Alright, so let’s move onto what keeps you busy professionally?
Working in creative industries has risks and rewards, and I have deeply enjoyed seeing so many sides. I have had wonderful phases of trial and error. Early on, I had outstanding support and representation through Cultureclash, a since-retired-but-legendary gallery in Salida, Colorado. I have freelanced in both illustration and graphic design. I have been an art director, product designer, storyboard artist, an advertising, copy, and technical writer, and a sculptor (both digitally and traditionally).
This has all happened pretty quickly, and sometimes layered on top of one another. The thru-line that has shown itself to be true time after time has been creative work, at its best, is a really joyful result. Instead of monetizing results of individual creative work, I’ve pivoted to sharing the benefits to the self that creative work can offer. Instead of strictly training people for a career in professional art, opening those benefits to anyone curious and willing has led to some really good times.
Let’s say your best friend was visiting the area and you wanted to show them the best time ever. Where would you take them? Give us a little itinerary – say it was a week long trip, where would you eat, drink, visit, hang out, etc.

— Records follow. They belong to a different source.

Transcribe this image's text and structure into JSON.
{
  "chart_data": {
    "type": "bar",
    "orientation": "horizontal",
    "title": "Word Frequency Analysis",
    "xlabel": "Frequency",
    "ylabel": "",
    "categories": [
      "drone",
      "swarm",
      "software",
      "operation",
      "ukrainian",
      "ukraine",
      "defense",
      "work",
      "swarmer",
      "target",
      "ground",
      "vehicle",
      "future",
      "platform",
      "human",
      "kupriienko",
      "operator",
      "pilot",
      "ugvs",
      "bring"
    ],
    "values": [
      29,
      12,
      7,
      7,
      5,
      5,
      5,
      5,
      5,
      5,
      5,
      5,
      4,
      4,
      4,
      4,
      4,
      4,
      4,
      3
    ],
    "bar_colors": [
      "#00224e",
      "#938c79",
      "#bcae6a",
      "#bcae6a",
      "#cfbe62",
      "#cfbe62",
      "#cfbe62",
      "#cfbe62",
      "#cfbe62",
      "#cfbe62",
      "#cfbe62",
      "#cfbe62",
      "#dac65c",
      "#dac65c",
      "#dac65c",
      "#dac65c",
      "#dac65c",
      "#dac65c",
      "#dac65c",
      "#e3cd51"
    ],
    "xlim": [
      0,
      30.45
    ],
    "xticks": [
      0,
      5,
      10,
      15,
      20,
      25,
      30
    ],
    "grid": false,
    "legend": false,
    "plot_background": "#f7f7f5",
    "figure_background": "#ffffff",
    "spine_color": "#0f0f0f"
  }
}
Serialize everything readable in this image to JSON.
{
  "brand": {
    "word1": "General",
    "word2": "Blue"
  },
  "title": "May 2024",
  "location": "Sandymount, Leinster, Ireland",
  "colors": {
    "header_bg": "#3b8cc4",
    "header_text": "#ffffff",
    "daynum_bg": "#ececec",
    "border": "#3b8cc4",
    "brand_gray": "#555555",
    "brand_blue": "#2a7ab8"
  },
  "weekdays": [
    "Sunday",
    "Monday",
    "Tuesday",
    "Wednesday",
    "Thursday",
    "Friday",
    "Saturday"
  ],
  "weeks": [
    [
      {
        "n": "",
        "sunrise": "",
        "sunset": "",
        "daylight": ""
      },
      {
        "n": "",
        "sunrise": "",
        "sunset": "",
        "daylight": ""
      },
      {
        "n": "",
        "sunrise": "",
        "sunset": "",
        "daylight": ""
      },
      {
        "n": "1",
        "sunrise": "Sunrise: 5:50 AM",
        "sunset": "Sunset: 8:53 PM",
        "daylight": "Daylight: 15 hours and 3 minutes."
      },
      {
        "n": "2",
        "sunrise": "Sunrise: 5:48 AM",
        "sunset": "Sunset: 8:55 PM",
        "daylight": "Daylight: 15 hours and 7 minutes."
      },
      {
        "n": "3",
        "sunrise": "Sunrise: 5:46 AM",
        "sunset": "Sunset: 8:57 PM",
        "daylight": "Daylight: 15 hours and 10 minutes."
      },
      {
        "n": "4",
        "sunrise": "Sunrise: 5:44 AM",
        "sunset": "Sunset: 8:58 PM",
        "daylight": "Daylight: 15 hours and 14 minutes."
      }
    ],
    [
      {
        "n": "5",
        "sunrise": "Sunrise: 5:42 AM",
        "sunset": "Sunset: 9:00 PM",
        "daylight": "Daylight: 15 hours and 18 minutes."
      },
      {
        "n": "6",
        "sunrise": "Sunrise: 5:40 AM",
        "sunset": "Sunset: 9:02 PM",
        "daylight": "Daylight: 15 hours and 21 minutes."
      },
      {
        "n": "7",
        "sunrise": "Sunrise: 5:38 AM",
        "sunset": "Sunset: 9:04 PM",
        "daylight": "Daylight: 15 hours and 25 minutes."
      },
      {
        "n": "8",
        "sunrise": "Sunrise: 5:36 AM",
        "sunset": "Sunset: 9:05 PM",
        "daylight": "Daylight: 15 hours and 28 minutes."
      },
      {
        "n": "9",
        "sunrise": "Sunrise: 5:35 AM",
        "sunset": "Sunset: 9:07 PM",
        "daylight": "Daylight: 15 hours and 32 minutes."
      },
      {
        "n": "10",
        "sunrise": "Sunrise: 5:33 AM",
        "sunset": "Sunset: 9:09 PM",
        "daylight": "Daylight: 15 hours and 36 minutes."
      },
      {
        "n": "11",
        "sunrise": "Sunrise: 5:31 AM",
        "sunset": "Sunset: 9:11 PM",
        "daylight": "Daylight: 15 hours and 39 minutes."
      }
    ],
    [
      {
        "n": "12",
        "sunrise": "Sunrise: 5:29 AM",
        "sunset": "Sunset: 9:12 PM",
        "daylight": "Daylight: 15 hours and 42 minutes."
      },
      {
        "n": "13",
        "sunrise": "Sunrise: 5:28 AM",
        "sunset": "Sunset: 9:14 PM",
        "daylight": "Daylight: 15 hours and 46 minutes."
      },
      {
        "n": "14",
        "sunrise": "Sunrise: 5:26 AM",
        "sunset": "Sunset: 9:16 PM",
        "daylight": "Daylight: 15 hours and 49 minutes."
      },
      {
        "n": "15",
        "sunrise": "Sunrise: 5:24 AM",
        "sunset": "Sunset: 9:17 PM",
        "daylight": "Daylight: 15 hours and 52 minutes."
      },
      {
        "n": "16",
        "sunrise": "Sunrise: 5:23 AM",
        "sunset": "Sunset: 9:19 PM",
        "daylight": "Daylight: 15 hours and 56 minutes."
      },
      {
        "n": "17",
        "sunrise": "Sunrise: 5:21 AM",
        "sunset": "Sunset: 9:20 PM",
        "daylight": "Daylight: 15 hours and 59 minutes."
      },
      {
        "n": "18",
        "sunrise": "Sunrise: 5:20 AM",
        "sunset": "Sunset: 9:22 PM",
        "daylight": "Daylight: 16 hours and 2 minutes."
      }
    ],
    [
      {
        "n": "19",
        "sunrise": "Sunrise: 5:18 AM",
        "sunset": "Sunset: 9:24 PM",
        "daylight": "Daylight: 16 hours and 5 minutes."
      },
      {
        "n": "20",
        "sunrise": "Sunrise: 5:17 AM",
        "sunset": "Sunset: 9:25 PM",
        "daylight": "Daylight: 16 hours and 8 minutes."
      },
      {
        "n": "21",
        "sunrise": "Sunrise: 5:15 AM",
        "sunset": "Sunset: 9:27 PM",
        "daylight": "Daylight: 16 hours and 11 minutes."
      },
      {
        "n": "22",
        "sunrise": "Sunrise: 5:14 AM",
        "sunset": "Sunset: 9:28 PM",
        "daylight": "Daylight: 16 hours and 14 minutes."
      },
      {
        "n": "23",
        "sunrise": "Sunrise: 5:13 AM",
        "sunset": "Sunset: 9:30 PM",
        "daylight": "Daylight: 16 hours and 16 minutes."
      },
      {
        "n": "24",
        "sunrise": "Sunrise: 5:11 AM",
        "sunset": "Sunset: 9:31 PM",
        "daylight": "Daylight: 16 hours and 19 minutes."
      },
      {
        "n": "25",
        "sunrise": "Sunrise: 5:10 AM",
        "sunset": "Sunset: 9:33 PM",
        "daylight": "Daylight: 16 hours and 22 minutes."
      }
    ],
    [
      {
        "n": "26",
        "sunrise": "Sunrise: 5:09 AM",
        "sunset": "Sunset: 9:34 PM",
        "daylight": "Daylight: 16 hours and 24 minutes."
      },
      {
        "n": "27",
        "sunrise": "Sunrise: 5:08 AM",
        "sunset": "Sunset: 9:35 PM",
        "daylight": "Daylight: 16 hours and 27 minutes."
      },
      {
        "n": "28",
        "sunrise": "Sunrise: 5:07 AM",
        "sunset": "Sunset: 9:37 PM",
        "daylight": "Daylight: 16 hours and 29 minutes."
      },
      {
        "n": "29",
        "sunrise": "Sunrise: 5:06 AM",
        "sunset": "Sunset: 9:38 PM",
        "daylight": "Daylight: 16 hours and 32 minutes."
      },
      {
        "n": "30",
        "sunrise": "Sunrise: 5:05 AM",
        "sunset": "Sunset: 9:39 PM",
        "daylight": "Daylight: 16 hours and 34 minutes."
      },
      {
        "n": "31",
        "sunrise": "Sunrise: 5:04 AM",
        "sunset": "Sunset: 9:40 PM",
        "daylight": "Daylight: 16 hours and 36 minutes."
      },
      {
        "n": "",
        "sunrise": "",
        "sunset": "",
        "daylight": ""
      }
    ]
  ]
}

We’d hit waterfalls that are secreted away in a lot of our mountain foothills, and enjoy the conversation along the way. Bringing visitors to surreal landscapes really opens them up. Likely do some home-cooking from the garden and local food producers, and some board games (there are some really engaging games that draw people out in surprising ways). Depending on the season, some uphill, inbounds, and sidecountry skiing near Monarch Mountain. We have some wonderful craft food & beverage to share, so we’d get some Soulcraft beer, a Sweetie’s Sandwich and baked good, and a big slab of Biker and the Baker charcurterie. Branching out, soaking at Joyful Journey hot springs down in the San Luis Valley, and gator wrestling classes at the Colorado Gators. Then, backyard firepit for some recap chatter.
Shoutout is all about shouting out others who you feel deserve additional recognition and exposure. Who would you like to shoutout?
I’ve had tremendous fortune in my life. The support that my family offered for me to pursue art was eagerly offered, but a hard-won sacrifice. We all worked and have only recently retired the student debt. Even more than the financial support, my parents were absolutely willing to endorse my pursuit of a creative career, accepting the risks and ambiguity of what that would mean.
Mentorship has been elusive in my life, and one of my most enjoyable aspects of our business is the sanctuary we provide for young people. Having a place of choice to release our thinking and wander towards better questions has already shown to have tremendous value to some of our beginner students.